Excellent books about trauma and trauma healing

The Body Keeps the Score by Bessel van der Kolk, M.D.: In part a memoir of Dr. van der Kolk’s education in healing trauma, this is a clearly written history of our understanding of trauma and an excellent summary of each of the most effective treatment options, all backed up with references to medical research, including brain imaging.

Complex PTSD: From Surviving to Thriving by Pete Walker: Very useful and clearly written guide for survivors of childhood abuse by a therapist and fellow survivor. Includes exercises and suggestions for addressing specific challenges like emotional flashbacks and the inner critic. He has additional resources on his website.

Childhood Disrupted: How Your Biography Becomes Your Biology and How You Can Heal by Donna Jackson Nakazawa: A readable summary of our current understanding of the effects of trauma in childhood, including broader health effects; factors that put women at greater risk of adverse effects; and a list of the strategies that work (for self help and with a therapist).

Getting Past Your Past by Francine Shapiro, Ph.D.: Extremely readable, connecting early trauma with the issues many of us have in our adult lives and showing how EMDR can clear out the detritus of the past. Includes exercises and practices you can do on your own.

Waking the Tiger by Peter A. Levine, Ph.D.: Dr. Levine’s original, groundbreaking book that introduced a new way of understanding trauma. Covers the biology of trauma, including similarities to trauma in other mammals, exercises for reconnecting with the physical self, and first aid for adults who have just experienced a traumatic event.

The Deepest Well: Healing the Long-Term Effects of Childhood Adversity by Nadine Burke Harris, M,D.: Dr. Burke Harris relates her experiences as a pediatrician in a poor San Francisco neighborhood.
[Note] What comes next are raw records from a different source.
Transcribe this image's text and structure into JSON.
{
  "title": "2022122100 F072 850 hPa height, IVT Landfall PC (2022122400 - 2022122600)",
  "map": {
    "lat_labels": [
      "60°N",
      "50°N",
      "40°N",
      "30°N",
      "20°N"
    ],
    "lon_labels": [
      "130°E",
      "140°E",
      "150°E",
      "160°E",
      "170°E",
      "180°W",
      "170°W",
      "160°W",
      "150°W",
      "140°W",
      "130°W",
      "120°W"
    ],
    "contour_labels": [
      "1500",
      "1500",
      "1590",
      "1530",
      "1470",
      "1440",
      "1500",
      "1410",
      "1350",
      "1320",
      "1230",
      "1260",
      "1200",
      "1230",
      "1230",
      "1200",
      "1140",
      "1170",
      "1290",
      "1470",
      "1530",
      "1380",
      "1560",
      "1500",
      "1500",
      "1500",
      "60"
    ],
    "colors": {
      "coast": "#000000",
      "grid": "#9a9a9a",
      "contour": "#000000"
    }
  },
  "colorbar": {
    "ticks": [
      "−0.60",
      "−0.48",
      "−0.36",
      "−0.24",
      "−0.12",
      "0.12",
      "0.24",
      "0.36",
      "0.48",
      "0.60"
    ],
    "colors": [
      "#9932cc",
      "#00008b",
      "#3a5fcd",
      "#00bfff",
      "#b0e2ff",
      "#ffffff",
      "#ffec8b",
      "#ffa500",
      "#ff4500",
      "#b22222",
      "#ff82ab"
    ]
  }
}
She and her colleagues now screen patients for their histories of Adverse Childhood Experiences; she is working toward a future where ACEs screening is universal and everyone, especially those who work with children, can recognize toxic stress. See Dr. Burke Harris’s TED talk here.

In the Realm of Hungry Ghosts by Gabor Maté, M.D.: Dr. Maté has worked with the residents of Vancouver’s skid row neighborhood, Downtown Eastside, for many years. He takes the reader through their personal stories of addiction and trauma, and lays out clearly and logically the connections between childhood trauma and substance use.

Healing Trauma: A Pioneering Program for Restoring the Wisdom of Your Body by Peter A. Levine, Ph.D.: This slim book takes you through exercises designed to reconnect you with your physical body. As the author notes, it’s a good idea to have a friend around when undertaking these exercises. Please seek assistance from a trained therapeutic professional if difficult things start to come up.

Steve Haines wrote a lovely little book called Trauma is Really Strange, with illustrations by Sophie Standing. The whole thing is available online (although the pdf is sideways so you might want to download it and either print it out or flip it).